Privately, Scholz was known to be serious and taciturn. He took particular pleasure in tobacco and card games—pastimes he indulged in regularly, despite often losing, which reportedly led to significant financial hardship. Director Carl Carl aware of Scholz's monetary difficulties, frequently offered him support in the form of advances, loans, and by purchasing the rights to benefit performances. It was only under Johann Nestroy's management that Scholz began to receive compensation that matched his popularity and artistic merit.

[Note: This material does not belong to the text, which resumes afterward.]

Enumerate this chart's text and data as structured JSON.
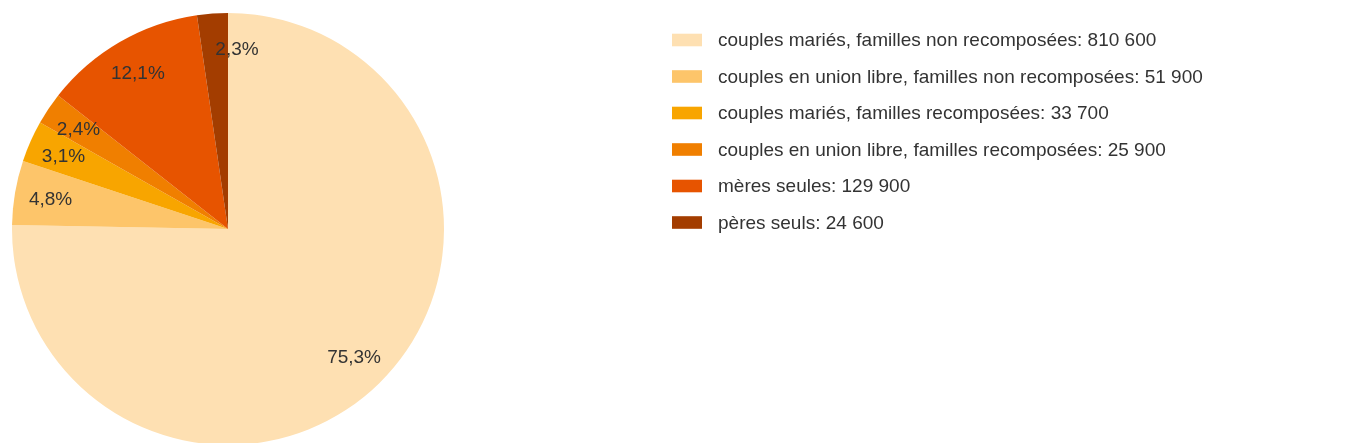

Scholz was the only actor named in Carl Carl's will, receiving a generous pension. However, Carl Carl denied him the opportunity to join the k.k. Burgtheater, at the time considered the pinnacle of an Austrian actor's career.

Scholz died in Vienna at the age of 70, following a brief illness. His funeral reportedly drew immense public attention, with tens of thousands of Viennese attending the procession to the old cemetery in Dornbach. Hundreds of theatre personnel followed the coffin. His longtime friend and stage partner, Johann Nestroy, did not attend the funeral, claiming he could not bear the thought of death.

In 1900, at the request of his granddaughter, Scholz's remains were exhumed and reinterred in Traunkirchen.

Scholz is commemorated on the safety curtain of the Theater an der Wien, depicted alongside Johann Nestroy, Ferdinand Raimund, and Mozart's The Magic Flute.

== Bibliography ==
- Carl Haffner, Adolf Müller (Music): Wenzl Scholz. Skizzen aus dem Künstlerleben mit Gesang in drei Akten. Sommer (Druck), Wien 1859. – Read online.
- Karl Haffner: Scholz und Nestroy. Roman aus dem Künstlerleben. Drei Bände. Markgraf, Wien 1866 (Digitalisat volume 1, volume 2, volume 3)
- Constantin von Wurzbach: Scholz, Wenzel. In Biographisches Lexikon des Kaiserthums Oesterreich. 31. Theil. Kaiserlich-königliche Hof- und Staatsdruckerei, Wien 1876,
- J. Seyfried: Wenzel Scholz. In: Paul Wertheimer (publisher): Alt-Wiener Theater. Schilderungen von Zeitgenossen. Knepler, Wien 1920, .
- Carl Haffner: Nestroy und Scholz. Zwei von Humor. Ein Stück Wiener Theatergeschichte um Nestroy und Scholz. Göth, Wien 1946.
- Ursula Deck: Wenzel Scholz und das Alt-Wiener Volkstheater. Ein Beitrag zur Geschichte der Wiener Volkskomik. Dissertation. Universität Wien, Wien 1968.
- Jürgen Hein (publisher): Wenzel Scholz und Die chinesische Prinzessin. Quodlibet, volume 5, . Lehner, Wien 2003, ISBN 3-901749-34-9.
- Vlasta Reittererová: Wenzel Scholz (1797–1857) – ein Wiener Komiker in Prag, ISBN 978-80-7008-355-0.